MITRE’s 2019 CWE Top 25 list contains many code quality issues that can result in security vulnerabilities. Static analysis can help you mitigate them.
By Yatin Patil and Anna Chiang
Last week, MITRE released its Common Weakness Enumeration (CWE™) Top 25 Most Dangerous Software Errors (CWE Top 25) for 2019. This list documents the most widespread and critical weaknesses that can lead to serious vulnerabilities in software, and we welcome MITRE’s rigorous and data-driven prioritization efforts. Easily testable industry standards that highlight vulnerabilities with the most potential for harm raise the bar for securing applications before they are deployed in the wild.
This year’s list includes class-level CWEs that represent a broad range of errors. In this system, high-level weaknesses are parents of more detailed weaknesses. For example, CWE-119 “Improper Restriction of Operations Within the Bounds of a Memory Buffer” is the parent of CWE-120 “Buffer Copy Without Checking Size of Input.”

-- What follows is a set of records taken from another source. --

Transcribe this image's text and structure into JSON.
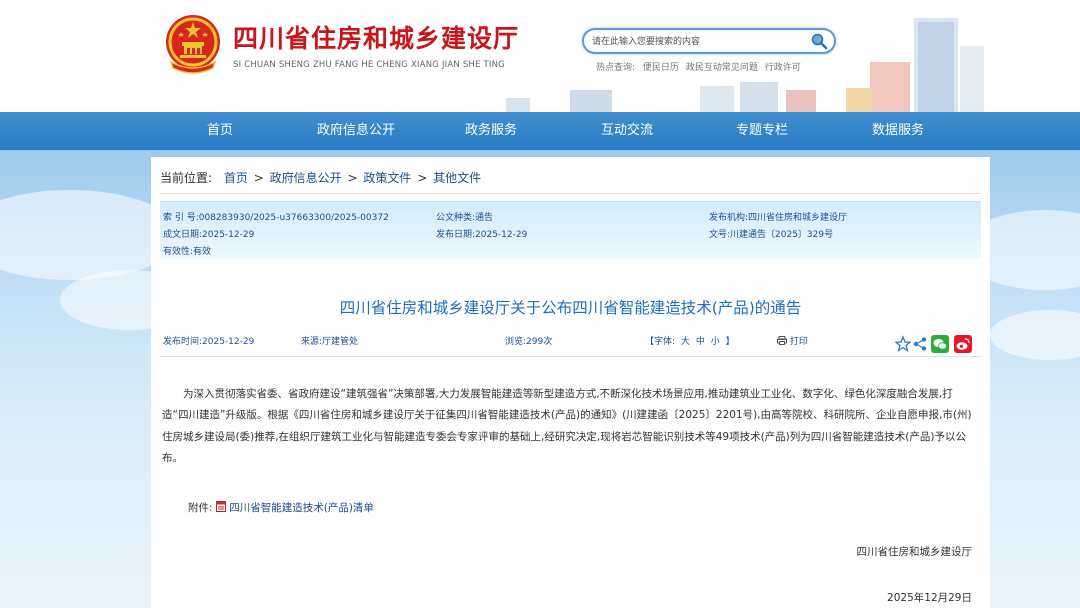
{
  "header": {
    "site_title": "四川省住房和城乡建设厅",
    "site_pinyin": "SI CHUAN SHENG ZHU FANG HE CHENG XIANG JIAN SHE TING",
    "search_placeholder": "请在此输入您要搜索的内容",
    "hot_label": "热点查询:",
    "hot_links": [
      "便民日历",
      "政民互动常见问题",
      "行政许可"
    ],
    "brand_red": "#c8161d"
  },
  "nav": {
    "items": [
      "首页",
      "政府信息公开",
      "政务服务",
      "互动交流",
      "专题专栏",
      "数据服务"
    ],
    "color": "#2a7bc3"
  },
  "breadcrumb": {
    "label": "当前位置:",
    "items": [
      "首页",
      "政府信息公开",
      "政策文件",
      "其他文件"
    ],
    "sep": ">"
  },
  "meta": {
    "index_no": "索 引 号:008283930/2025-u37663300/2025-00372",
    "doc_type": "公文种类:通告",
    "publisher": "发布机构:四川省住房和城乡建设厅",
    "written_date": "成文日期:2025-12-29",
    "publish_date": "发布日期:2025-12-29",
    "doc_no": "文号:川建通告〔2025〕329号",
    "validity": "有效性:有效"
  },
  "article": {
    "title": "四川省住房和城乡建设厅关于公布四川省智能建造技术(产品)的通告",
    "publish_time": "发布时间:2025-12-29",
    "source": "来源:厅建管处",
    "views": "浏览:299次",
    "font_label": "【字体:",
    "font_large": "大",
    "font_medium": "中",
    "font_small": "小",
    "font_close": "】",
    "print_label": "打印",
    "body": "为深入贯彻落实省委、省政府建设“建筑强省”决策部署,大力发展智能建造等新型建造方式,不断深化技术场景应用,推动建筑业工业化、数字化、绿色化深度融合发展,打造“四川建造”升级版。根据《四川省住房和城乡建设厅关于征集四川省智能建造技术(产品)的通知》(川建建函〔2025〕2201号),由高等院校、科研院所、企业自愿申报,市(州)住房城乡建设局(委)推荐,在组织厅建筑工业化与智能建造专委会专家评审的基础上,经研究决定,现将岩芯智能识别技术等49项技术(产品)列为四川省智能建造技术(产品)予以公布。",
    "attachment_label": "附件:",
    "attachment_name": "四川省智能建造技术(产品)清单",
    "signer": "四川省住房和城乡建设厅",
    "sign_date": "2025年12月29日"
  }
}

It’s interesting to note that many code quality issues that can result in security vulnerabilities are in the top 10 subset of this new list. The No. 1 spot goes to CWE-119, a.k.a. “Buffer Overflow,” followed by CWE-125 “Out-of-Bounds Read” (#5), CWE-416 “Use After Free” (#7), and CWE-190 “Integer Overflow or Wraparound” (#8). Coverity® is one of only a few major static application security testing (SAST) solutions that are strong in identifying both code quality issues and security issues. Coverity supports the vast majority of the CWEs in the 2019 CWE Top 25, including over 50 closely related CWEs for each Top 25 CWE. A single CWE might be addressed by 10 or more dedicated Coverity checkers, allowing Coverity to provide more comprehensive coverage than is possible with other SAST solutions.
In terms of security issues in the top 10 subset, Coverity fully supports the usual suspects (cross-site scripting, improper input validation, information exposure, cross-site request forgery, and path traversal) for major web languages, as well as mobile and .NET languages. For CWE-200 “Information Exposure,” Coverity is the only major SAST tool that supports speculative execution data leak checkers, which can identify vulnerable code to detect whether attackers might be able to read another process’s memory (the cause of the Spectre disclosure in 2018).

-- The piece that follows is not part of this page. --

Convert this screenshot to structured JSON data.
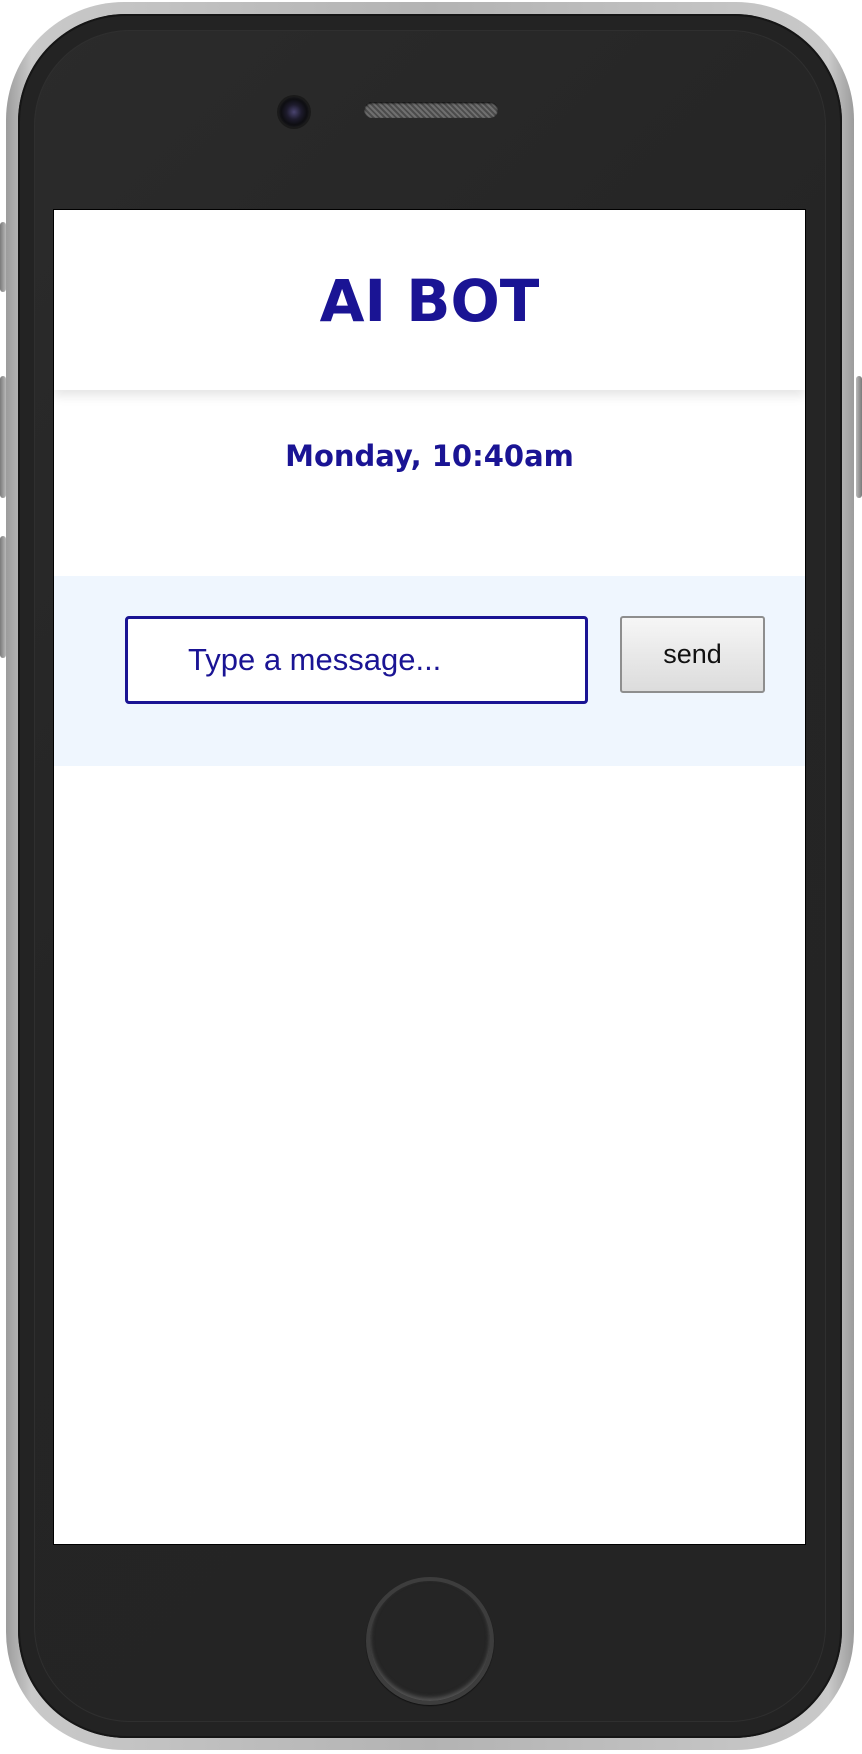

In the recent September 2019 Coverity software release, we added checkers for more web languages to address CWE-200 “Information Exposure,” which can lead to data breaches, and other Top 25 CWEs: CWE-476 “Null Pointer Dereference,” which can lead to crashes or buggy software that can create new attack vectors; CWE-434 “Unrestricted Upload of File With Dangerous Types” (e.g., large file uploads), which can lead to denial-of-service (DoS) attacks; and CWE-502 “Deserialization of Untrusted Data,” which can lead to DoS or remote code execution attacks.

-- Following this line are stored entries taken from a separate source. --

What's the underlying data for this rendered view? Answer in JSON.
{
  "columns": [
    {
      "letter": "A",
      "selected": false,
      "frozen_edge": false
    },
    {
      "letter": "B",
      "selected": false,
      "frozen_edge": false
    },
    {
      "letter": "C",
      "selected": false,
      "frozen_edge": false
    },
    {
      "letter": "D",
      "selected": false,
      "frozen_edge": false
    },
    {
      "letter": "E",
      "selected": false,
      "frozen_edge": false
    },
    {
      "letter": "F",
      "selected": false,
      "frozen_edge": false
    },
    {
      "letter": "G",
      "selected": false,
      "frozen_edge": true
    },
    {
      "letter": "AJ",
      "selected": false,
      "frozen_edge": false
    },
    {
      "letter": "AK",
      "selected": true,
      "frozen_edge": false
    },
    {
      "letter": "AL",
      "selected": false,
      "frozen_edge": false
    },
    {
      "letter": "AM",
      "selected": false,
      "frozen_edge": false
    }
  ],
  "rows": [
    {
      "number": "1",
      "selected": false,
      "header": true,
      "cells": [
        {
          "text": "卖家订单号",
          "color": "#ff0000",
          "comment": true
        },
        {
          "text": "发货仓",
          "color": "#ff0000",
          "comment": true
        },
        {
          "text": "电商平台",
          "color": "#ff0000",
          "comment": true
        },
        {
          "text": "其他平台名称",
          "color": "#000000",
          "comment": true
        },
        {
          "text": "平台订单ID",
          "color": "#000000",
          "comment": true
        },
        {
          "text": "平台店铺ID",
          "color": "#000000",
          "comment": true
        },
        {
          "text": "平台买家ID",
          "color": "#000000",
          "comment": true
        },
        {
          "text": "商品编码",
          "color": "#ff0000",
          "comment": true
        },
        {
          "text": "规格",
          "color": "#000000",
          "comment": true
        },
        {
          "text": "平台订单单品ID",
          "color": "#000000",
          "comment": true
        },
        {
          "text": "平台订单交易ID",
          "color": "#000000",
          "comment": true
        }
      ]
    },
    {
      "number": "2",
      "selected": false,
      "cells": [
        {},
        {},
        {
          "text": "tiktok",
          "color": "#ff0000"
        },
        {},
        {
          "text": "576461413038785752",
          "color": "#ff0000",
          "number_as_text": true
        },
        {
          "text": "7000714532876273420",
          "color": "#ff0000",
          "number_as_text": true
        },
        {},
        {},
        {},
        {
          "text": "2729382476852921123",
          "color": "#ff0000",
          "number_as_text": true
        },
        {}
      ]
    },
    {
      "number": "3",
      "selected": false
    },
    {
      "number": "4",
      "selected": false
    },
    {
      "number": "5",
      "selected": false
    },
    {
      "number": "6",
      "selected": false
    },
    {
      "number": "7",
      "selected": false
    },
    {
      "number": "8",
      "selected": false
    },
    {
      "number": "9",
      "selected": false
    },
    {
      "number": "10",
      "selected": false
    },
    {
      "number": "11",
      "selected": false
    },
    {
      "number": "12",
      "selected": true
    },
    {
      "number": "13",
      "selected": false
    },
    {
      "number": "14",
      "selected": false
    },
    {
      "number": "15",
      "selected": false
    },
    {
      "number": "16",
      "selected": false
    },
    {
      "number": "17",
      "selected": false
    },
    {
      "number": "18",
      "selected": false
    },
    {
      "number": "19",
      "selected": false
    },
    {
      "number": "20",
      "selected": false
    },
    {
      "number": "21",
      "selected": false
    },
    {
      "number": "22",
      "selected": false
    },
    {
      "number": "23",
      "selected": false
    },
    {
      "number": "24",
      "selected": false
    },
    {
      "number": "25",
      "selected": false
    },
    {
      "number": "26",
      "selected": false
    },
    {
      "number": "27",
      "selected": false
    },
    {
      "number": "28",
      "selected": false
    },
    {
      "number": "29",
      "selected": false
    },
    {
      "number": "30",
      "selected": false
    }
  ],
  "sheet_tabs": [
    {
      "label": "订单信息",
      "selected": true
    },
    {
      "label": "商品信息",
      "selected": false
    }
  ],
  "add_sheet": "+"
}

We welcome the evolution of the CWE Top 25 standard and continue to optimize Coverity’s comprehensive quality and security support. We expand Coverity’s language and framework support with every release, with robust coverage of the latest CWEs, CVEs, and other vulnerabilities identified by the CWE Top 25 and other security standards, such as OWASP Top 10 and PCI DSS. Coverity is also the only major SAST tool to provide best-in-class support for code quality, safety, and reliability standards such as CERT C/C++, AUTOSAR, MISRA, ISO 26262, and ISO/IEC TS 17961.